Association for Cultural Typhoon

Greetings from the new chief secretary of the Association for Cultural Typhoon

post on : 2022.10.05

Dear Members:

This is Hiroki Ogasawara of Kobe University. I’m honoured to be appointed as the chief secretary of the Association for Cultural Typhoon (ACT).

Exactly ten years have passed since the inception of our Association. Except in 2020 due to the Covid-19 pandemic, Cultural Typhoon, our annual gathering, has been organised every year. I’m extremely grateful to the organising committee members and all those who have been involved in giving us help and support over the years. My thanks also go to the editorial members of the Annual Review of Cultural Studies (ARCS), the principal media of our Association.

Cultural Typhoon and the ARCS are the two main wheels of our activities. As we have assembled thesixth ACT Board, we would like to take this opportunity to add new wheels, one of which may be “education” in its broader sense. While it is indeed necessary that under/postgraduate students are given more flexible channels to take part in our Association, we have to look at and take care of those who want to learn about culture and society outside of the academic institutions. Our goals include enlarging the site of learning and multiplying opportunities for study. In order to make these happen, how about, for example, hosting the spring or summer schools? Lecturers from various fields from all over the world will be invited not only from teaching institutions but also from other communities. Those activities may be a good setting to promote cultural studies and make paths for the public to attend Cultural Typhoon.

More ideas and proposals are welcome so that we can fulfil the potential of our Association and strengthen our commitment to society. This year’s Cultural Typhoon at Seijo University aimed to establish critical perspectives by cross-cutting and reassembling feminisms of diverse kinds. There might have been conflictual encounters among views and opinions. However, conflict and confrontation are far different from division. I want to stress that academic debates shouldn’t end in back-biting and exchanges of hollow swearing. Instead, it should be conducted according to a certain kind of sociality lined with intelligence. Otherwise, conflict and confrontation can easily slide into the divided disjuncture.

By becoming aware of and sharing this danger, we are able not only to build a sharp discursive sphere but also to articulate cultural studies with expressive and performing art scenes and social movements without losing intensity.

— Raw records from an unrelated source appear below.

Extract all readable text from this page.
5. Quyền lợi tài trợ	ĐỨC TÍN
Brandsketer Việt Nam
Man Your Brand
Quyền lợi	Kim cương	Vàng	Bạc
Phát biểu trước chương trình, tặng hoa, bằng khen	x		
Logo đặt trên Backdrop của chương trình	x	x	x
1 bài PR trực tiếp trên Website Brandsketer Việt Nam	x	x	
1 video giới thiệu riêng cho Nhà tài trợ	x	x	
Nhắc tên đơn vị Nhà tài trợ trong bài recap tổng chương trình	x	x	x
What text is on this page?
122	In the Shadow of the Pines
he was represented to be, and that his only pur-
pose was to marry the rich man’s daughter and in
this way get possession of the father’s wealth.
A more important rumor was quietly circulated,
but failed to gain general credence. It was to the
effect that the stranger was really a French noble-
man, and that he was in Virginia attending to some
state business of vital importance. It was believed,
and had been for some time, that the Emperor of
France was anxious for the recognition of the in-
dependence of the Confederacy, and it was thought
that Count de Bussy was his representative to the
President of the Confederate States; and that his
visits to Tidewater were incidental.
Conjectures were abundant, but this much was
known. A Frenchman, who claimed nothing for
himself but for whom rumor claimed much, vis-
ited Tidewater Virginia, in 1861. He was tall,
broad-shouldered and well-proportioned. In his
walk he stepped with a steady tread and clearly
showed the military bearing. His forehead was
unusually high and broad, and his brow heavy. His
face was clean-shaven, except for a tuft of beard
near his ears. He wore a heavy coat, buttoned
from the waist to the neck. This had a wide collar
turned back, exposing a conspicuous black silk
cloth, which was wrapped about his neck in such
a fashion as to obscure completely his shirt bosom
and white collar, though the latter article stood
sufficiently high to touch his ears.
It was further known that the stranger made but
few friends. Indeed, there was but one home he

There are such buzz words as encounter, cuddling and connection in a society where tolerance is required. They are, needless to say, essential values. However, what’s more important is “aftermath.” After encountering, after cuddling, and after connecting with others, what can we do? Let us always ask this question. We should not terminate our thinking even once encountered, cuddled and connected with others. To stop thinking may lead us to misrecognising the fact that there may have existed differences and discrepancies prior to those moments. We may maintain irretrievable seeds of division by doing so. Instead, let me suggest that we swarm without collusion and gear together without correspondence. In this sense, “articulation” is what we need.

Climate change, the rise of far- and alt-right forces and the acceleration of poverty after the Covid-19 pandemic—these are urgent tackling issues. The Russian invasion of Ukraine and the Israeli state’s constant violence against Palestinians indicate that war atrocity never ends. The resurgence of the military government in Myanmar and the unrest in Hong Kong tell us that postcolonial moments endlessly continue. Fragmentation of international monetary values is proof of the void of global capitalism. “Pessimism of intellect, optimism of will,” Antoni Gramsci once said. Let’s combine them together—the pessimism rocked by those miseries of the world and the optimism nonetheless attempting to keep head cool and polish intelligence—and walk with cultural studies.

We have this fantastic Board with various academic backgrounds. We are very much looking forward to working with you over the next two years. I hope you are so too.